Can you imagine the looks on the faces of the waiters! They stood still in their tracks. Up rushed the management supervisor demanding to know what it was all about. He was politely told by our elected speaker, Wal Hannington, that we would like to be served with some tea and sandwiches because we were very tired and hungry, but he was not to be anxious and could present the bill which would be paid on the spot.

When the supervisor regained his breath he said, in a very cultured, precise Oxford-English voice: “I cannot permit you to be served. You are not our usual type of customer. You know full well that you are not accustomed to dine in an establishment of this quality. If you do not leave I shall have to send for the police.” (This had already been done.) In reply our spokesman informed him that many was the Saturday when wealthy clients of the Ritz would drive down to the East End workmen’s caffs in their Rollses and Daimlers and have a jolly hot saveloy, old Boy7, what! Slumming, they called it, and they too were in unusual attire and frequenting establishments that were not accustomed to such a clientele; nevertheless, said our spokesman, these gentlemen were treated with courtesy and civility and nobody sent for the police. The Ritz, he added, was not a private members’ club but a public restaurant ; he requested the supervisor to give orders to the staff to serve us with the refreshments we had asked for.

The appeal might just as well have ben addressed to the chandelier which hung from the ceiling. The supervisor stood there with a look of scorn, waiting for the police to come and throw us out. We refused to budge, insisting on our right as members of the general public, with legal tender in our pockets, to be served with what we had ordered. Meanwhile Wally had mounted the orchestra platform to address us; waiters and kitchen staff stood around dumbfounded at our temerity. But our speaker was incensed and in good form, and the issue of class privilege was clearly put. I noticed several of the staff members nodding their heads as the speaker touched on salient points. His speech was never finished, however, for the Grill was soon surrounded by the police. A couple of inspectors came over and consulted our organizers; we were ordered to leave, and did so in an orderly manner. As we filed out several of the waiters came up to wish us luck in our campaign, and pressed money into our hands.

‘Jack Dash, The Invasion of the Ritz Hotel (c.1938)’ in Colin Firth and Anthony Arnove, The People Speak: Democracy Is Not A Spectator Sport (Edinburgh: Canongate 2012) 296-7.

The invasion of the Ritz Hotel was also featured a little while ago in a previous episode of the One Show on BBC 1.

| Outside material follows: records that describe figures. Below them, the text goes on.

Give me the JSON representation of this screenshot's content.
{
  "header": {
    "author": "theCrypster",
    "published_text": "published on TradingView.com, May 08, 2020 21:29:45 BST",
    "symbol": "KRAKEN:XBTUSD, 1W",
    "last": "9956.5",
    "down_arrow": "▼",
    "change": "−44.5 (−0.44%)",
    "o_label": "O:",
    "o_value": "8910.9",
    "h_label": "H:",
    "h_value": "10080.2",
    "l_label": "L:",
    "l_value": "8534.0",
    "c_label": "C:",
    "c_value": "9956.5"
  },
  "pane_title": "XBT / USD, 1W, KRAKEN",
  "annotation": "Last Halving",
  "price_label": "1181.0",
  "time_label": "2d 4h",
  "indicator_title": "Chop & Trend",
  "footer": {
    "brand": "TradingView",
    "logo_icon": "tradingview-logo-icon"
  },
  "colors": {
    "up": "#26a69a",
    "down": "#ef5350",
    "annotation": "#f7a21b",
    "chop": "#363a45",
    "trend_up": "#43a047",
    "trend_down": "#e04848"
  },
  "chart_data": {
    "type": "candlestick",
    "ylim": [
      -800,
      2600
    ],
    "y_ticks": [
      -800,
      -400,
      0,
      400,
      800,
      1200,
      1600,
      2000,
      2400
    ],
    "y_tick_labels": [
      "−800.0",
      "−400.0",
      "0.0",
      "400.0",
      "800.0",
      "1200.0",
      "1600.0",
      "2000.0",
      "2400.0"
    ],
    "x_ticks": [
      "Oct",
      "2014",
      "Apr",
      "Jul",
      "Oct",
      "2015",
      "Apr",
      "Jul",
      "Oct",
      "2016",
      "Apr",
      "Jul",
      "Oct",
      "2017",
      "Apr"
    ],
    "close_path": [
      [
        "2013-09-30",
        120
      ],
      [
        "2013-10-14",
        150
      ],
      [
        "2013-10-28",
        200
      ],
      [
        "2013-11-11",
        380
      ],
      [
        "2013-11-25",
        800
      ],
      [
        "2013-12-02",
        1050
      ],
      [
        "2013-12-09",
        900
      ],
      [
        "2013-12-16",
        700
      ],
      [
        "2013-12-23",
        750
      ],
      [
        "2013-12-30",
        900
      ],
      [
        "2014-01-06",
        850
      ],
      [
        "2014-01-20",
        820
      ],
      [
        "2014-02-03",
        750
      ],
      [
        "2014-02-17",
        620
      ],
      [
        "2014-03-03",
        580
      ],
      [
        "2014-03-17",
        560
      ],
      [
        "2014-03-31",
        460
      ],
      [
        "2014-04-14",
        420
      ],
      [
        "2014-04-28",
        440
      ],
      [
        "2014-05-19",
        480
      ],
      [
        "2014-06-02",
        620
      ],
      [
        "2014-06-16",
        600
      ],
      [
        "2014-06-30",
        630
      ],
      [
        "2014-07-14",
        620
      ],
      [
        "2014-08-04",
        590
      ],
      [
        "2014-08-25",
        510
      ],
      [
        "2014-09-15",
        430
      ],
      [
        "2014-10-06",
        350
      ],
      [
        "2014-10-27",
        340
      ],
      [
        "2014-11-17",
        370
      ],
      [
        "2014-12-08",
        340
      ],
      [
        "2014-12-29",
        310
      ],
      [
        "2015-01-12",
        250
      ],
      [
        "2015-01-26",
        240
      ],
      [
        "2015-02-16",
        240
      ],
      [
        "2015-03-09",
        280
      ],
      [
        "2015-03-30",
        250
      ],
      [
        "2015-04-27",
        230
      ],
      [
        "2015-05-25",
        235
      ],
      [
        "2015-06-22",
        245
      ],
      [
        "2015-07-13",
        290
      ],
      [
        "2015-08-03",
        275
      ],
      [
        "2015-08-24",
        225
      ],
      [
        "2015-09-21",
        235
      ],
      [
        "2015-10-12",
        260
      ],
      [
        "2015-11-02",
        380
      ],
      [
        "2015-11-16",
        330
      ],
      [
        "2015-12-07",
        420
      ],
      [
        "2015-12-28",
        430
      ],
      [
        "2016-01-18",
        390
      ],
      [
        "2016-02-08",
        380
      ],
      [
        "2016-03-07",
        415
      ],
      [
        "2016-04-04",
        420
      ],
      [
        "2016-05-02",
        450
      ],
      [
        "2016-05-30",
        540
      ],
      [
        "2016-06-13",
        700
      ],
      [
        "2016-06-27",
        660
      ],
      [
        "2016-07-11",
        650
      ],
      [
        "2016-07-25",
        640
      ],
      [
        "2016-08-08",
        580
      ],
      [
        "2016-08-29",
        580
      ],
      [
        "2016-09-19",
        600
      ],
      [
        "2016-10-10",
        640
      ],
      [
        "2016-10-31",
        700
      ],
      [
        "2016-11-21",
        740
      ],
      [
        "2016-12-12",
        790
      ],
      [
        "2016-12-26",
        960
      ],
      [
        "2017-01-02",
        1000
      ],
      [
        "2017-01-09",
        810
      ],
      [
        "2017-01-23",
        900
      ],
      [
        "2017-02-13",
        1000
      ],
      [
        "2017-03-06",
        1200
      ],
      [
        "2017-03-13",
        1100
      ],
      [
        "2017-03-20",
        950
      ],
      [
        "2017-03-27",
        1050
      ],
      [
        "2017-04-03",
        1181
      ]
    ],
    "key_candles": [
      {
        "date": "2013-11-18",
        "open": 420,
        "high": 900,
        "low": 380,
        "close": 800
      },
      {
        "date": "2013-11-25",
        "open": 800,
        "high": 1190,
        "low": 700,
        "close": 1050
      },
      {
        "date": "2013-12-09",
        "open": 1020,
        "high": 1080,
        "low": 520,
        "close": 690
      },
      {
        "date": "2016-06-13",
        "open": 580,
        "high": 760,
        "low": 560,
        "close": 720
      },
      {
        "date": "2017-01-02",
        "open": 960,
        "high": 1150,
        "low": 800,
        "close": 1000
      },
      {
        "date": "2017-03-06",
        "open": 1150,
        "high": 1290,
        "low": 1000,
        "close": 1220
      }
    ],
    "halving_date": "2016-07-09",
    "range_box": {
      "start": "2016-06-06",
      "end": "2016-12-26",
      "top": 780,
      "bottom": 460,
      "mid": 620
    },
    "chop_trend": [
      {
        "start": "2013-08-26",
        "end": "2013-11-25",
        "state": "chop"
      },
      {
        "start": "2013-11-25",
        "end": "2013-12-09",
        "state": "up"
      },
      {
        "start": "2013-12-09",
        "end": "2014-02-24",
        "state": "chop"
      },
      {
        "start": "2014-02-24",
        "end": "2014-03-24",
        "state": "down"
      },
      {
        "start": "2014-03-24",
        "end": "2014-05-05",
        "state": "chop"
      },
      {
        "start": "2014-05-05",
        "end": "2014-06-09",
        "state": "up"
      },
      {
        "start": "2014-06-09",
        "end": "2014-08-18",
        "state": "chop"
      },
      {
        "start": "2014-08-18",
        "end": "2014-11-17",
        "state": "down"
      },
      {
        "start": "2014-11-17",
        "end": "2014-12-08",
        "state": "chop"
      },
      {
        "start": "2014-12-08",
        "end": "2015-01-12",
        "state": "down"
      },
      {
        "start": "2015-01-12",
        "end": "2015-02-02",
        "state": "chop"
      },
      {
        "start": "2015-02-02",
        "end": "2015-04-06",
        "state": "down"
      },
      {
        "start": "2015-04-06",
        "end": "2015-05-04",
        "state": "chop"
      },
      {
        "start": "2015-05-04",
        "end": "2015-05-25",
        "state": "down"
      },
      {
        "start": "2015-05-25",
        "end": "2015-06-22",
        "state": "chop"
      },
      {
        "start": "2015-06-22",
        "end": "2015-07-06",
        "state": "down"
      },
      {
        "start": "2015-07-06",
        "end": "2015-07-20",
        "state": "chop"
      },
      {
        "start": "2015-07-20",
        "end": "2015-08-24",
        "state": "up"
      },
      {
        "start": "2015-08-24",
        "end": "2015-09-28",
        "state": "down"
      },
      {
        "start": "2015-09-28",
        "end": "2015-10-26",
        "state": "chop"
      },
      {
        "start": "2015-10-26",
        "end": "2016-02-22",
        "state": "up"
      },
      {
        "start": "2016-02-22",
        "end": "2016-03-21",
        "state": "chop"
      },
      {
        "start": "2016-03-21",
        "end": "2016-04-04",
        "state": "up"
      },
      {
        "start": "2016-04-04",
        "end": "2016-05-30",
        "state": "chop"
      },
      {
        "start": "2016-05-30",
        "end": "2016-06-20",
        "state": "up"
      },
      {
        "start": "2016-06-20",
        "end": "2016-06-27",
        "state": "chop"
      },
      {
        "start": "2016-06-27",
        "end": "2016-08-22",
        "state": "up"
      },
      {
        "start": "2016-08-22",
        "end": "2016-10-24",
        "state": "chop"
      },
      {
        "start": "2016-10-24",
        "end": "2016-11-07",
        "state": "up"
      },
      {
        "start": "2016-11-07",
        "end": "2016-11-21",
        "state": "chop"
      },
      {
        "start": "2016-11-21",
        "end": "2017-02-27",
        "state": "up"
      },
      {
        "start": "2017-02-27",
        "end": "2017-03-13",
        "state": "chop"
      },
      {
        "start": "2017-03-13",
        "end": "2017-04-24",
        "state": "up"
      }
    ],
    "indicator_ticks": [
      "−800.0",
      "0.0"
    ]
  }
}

The authors of Socialist Enterprise: Reclaiming the Economy, Diana Gilhespy, Ken Jones, Tony Manwaring, Henry Neuburger, and Adam Sharples also note the establishment of centres for unemployed workers in Brmingham, Coventry and Sandwell, as well as the establishment of a Birmingham Trade Union Resource Centre and support given to a Workshop in Coventry to support unions campaigning against the closure of their firms. West Midlands County Council also had an Economic Development Unit had a trade union liaison officer. It also produced a ‘Jobs at Risk’ information pack for workers whose companies were either in difficulties or about to close down. (p. 59).

I’m sure there are organisations like the National Unemployed Workers Union campaigning for the unemployed. Unfortunately, the trade unions have been decimated by Thatcher and successive administrations, while local authorities have found their spending savagely attacked. No doubt part of this was to prevent Left-wing councils spreading such subversion by empowering the hoi polloi. We could, however, do with a few more very visible protests and campaigns to raise the profile of unemployment, and just how savage, degrading and inadequate current welfare provision is. Pointing out that IDS’ reforms are leading to deaths of 38,000 per year, so that no-one can claim ignorance, would also be an immense help. I do wonder if a mass march on Chipping Norton, or invasion of the Carlton Club following the example of Jack Dash and the Ritz wouldn’t do any harm, either.